Le consul nota seulement, dans le comportement du médecin, l'ignorance complète dans laquelle était celui-ci de la plus élémentaire liturgie. Ce détail confirmait, s'il en était besoin, la scandaleuse impiété du personnage.

La cérémonie terminée, une petite collation fut donnée dans le salon voisin. On se congratula. C'est alors que Jean-Baptiste demanda au consul une dernière audience en privé.

– Eh bien, dit le consul avec humeur dès qu'ils furent seuls, qu'y a-t-il encore ?

– Je dois vous informer, Excellence, commença Poncet, que mon associé ne peut rester au Caire en mon absence. Il fait ses préparations sur mes instructions et, seul, il ne peut rien. Il va donc rejoindre Alexandrie où un apothicaire le réclame depuis longtemps à son service.

– Fort bien, dit M. de Maillet. En quoi, je vous prie, cela me concerne-t-il ?

– J'y viens. Cet arrangement est provisoire. Quand je retournerai d'Abyssinie...

Le consul baissa les yeux.

– ... Oui, dis-je, reprit Jean-Baptiste d'une voix déterminée, quand je retournerai d'Abyssinie, maître Juremi reviendra et nous reprendrons nos affaires ici.

– Excellente idée.

– Donc...

– Donc ?

– Nous laissons notre maison telle qu'elle est.

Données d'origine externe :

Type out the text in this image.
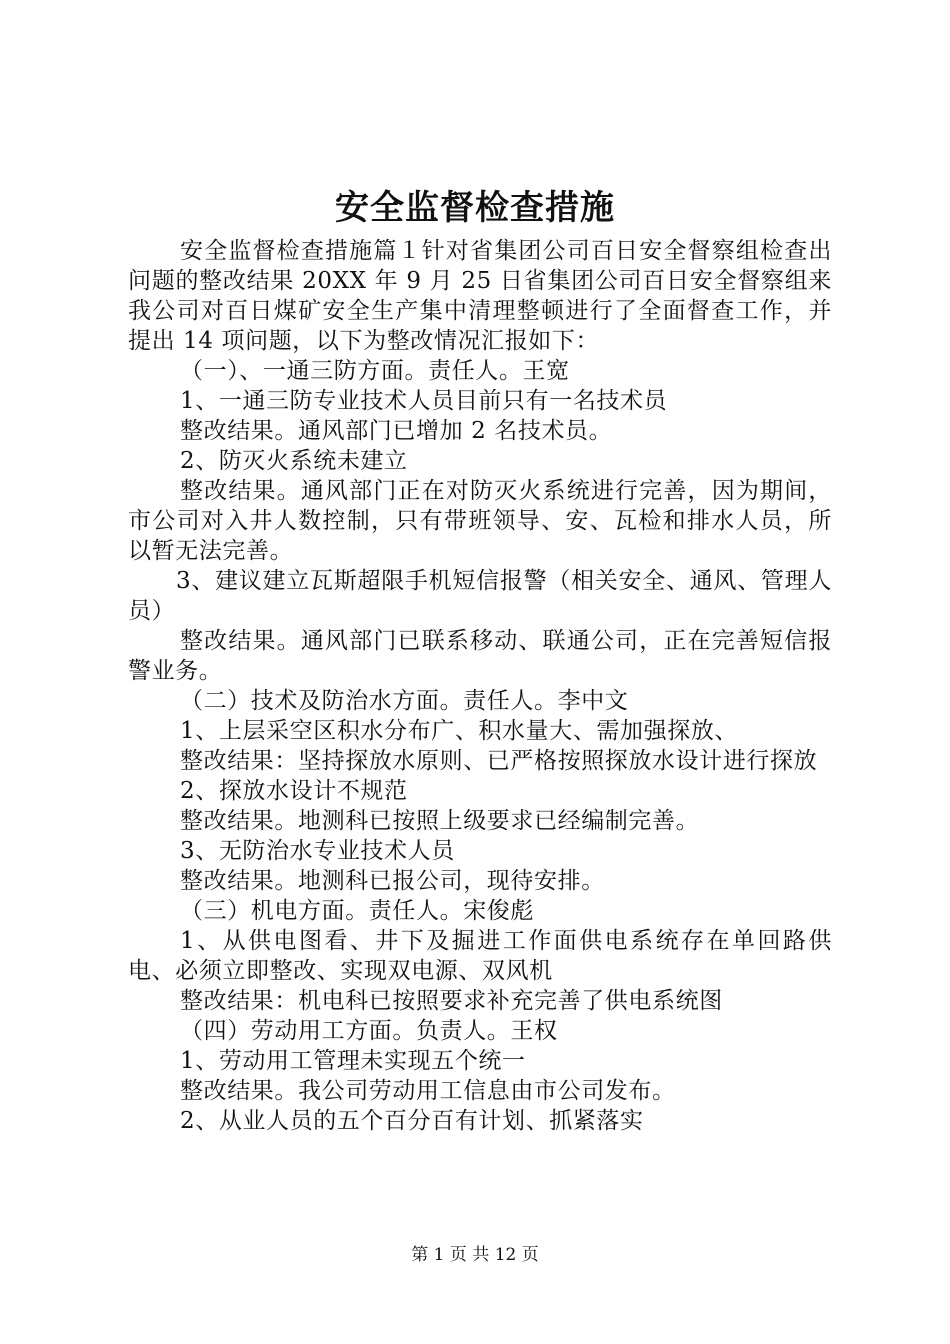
安全监督检查措施

安全监督检查措施篇１针对省集团公司百日安全督察组检查出问题的整改结果 20XX 年 9 月 25 日省集团公司百日安全督察组来我公司对百日煤矿安全生产集中清理整顿进行了全面督查工作，并提出 14 项问题，以下为整改情况汇报如下：

（一）、一通三防方面。责任人。王宽

1、一通三防专业技术人员目前只有一名技术员

整改结果。通风部门已增加 2 名技术员。

2、防灭火系统未建立

整改结果。通风部门正在对防灭火系统进行完善，因为期间，市公司对入井人数控制，只有带班领导、安、瓦检和排水人员，所以暂无法完善。

3、建议建立瓦斯超限手机短信报警（相关安全、通风、管理人员）

整改结果。通风部门已联系移动、联通公司，正在完善短信报警业务。

（二）技术及防治水方面。责任人。李中文

1、上层采空区积水分布广、积水量大、需加强探放、

整改结果：坚持探放水原则、已严格按照探放水设计进行探放

2、探放水设计不规范

整改结果。地测科已按照上级要求已经编制完善。

3、无防治水专业技术人员

整改结果。地测科已报公司，现待安排。

（三）机电方面。责任人。宋俊彪

1、从供电图看、井下及掘进工作面供电系统存在单回路供电、必须立即整改、实现双电源、双风机

整改结果：机电科已按照要求补充完善了供电系统图

（四）劳动用工方面。负责人。王权

1、劳动用工管理未实现五个统一

整改结果。我公司劳动用工信息由市公司发布。

2、从业人员的五个百分百有计划、抓紧落实

第 1 页 共 12 页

– Je n'y vois pas d'inconvénient. Ne vous tracassez pas pour le loyer, dit le consul avec résignation, car il croyait voir où le médecin voulait en venir.

– Là n'est pas la question. J'ai compté un an d'avance dans les frais que je vous ai demandés.

– Alors, tout est parfait !

– Non, dit Poncet qui, après avoir fait deux tours pas à pas dans la petite pièce où ils étaient, fondit littéralement sur le consul et se planta devant lui, plus haut d'une tête. Cette maison n'est rien mais son contenu est infiniment précieux. Il y a là tout notre matériel, ce qui n'est pas encore grand-chose. Surtout, nous y avons fait croître quantité de plantes d'une inestimable valeur, des plantes que nous avons patiemment croisées ces dernières années. Il ne faut pas qu'elles disparaissent.

– Il me semble qu'on doit pouvoir donner des ordres pour que mes gens les arrosent...

– Les arrosent ! Vos gens ! Ah ! Monsieur, comme vous connaissez peu ces choses ! dit Poncet en levant les yeux au ciel. Croyez-vous donc qu'il suffise de quelques gouttes d'eau, versées n'importe quand par n'importe qui pour maintenir en vie un tel trésor ?

– Oui, sans doute, bafouilla le consul, je le croyais.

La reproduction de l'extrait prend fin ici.